Second, our models are subject to the same vulnerabilities as any other predictive model in that that their development, and therefore their performance, depends significantly on the quality and source of the data inputs on which they are trained. In particular, while the demographic distribution of the MGB datamart was predominantly white, the randomly selected chart review sample from the external validation at Marshfield Clinic was entirely so; in both cases, the sampled participants were reflective of the demographic composition of the populations from which they were drawn. However, the consequence was that the predictive weight assigned to the indicator for White vs Not White was not applied in the execution of the algorithm at Marshfield and was not technically validated. Indeed, the weights assigned to this indicator variable in our curated models may reflect racial disparities in COPD diagnosis27,28 rather than a reliable predictor of true clinical COPD case status, and should thus be considered with appropriate caution in the absence of evidence to the contrary.

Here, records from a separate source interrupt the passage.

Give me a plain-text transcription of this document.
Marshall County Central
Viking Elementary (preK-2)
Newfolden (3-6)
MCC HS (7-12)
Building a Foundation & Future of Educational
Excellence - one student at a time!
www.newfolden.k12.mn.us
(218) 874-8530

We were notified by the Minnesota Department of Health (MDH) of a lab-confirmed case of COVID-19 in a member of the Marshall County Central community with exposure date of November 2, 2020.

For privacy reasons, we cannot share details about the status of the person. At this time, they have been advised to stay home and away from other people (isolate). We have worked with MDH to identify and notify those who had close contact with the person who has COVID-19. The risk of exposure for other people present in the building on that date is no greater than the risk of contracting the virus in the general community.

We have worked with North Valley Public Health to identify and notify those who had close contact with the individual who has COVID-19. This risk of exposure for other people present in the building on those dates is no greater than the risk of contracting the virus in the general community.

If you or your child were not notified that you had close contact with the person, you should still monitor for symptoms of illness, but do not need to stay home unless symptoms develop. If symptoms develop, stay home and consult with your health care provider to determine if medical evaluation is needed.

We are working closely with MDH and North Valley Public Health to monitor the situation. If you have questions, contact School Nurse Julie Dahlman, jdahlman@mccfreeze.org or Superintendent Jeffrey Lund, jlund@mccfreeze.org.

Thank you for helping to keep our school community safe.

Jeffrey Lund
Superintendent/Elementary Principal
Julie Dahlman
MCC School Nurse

Finally, to apply our algorithm requires additional computational time to extract terms that are typically not reliably captured in structured EHR and are more often found in test results, lab reports, and clinical notes; however, we note that our final algorithm limits this work by restricting such extractions to just two features. On balance, the time saved by obviating more traditional, manual clinical review should still considerably outweigh the time required to extract even more extensive lists of NLP-based terms than the two proposed in our model.

In summary, we provide a high-performing, externally validated, and generalizable algorithm for the rapid classification of COPD using EHRs obviating the need for laborious manual chart review. Our algorithm relies primarily on structured data features, while minimizing dependency on unstructured records to just two features: smoking history and spirometry. In settings where support for text-mining of unstructured records is limited, we supply an alternative algorithm with high PPV as a viable alternative, albeit with lower sensitivity. While prior studies have used a variety of ICD-based strategies for identifying COPD patients, none have previously examined the impact of spirometry on classification performance. This study provides strong supportive evidence for the inclusion of spirometric features, in tandem with clinical features derived from structured records, in EHR investigations requiring classification of COPD.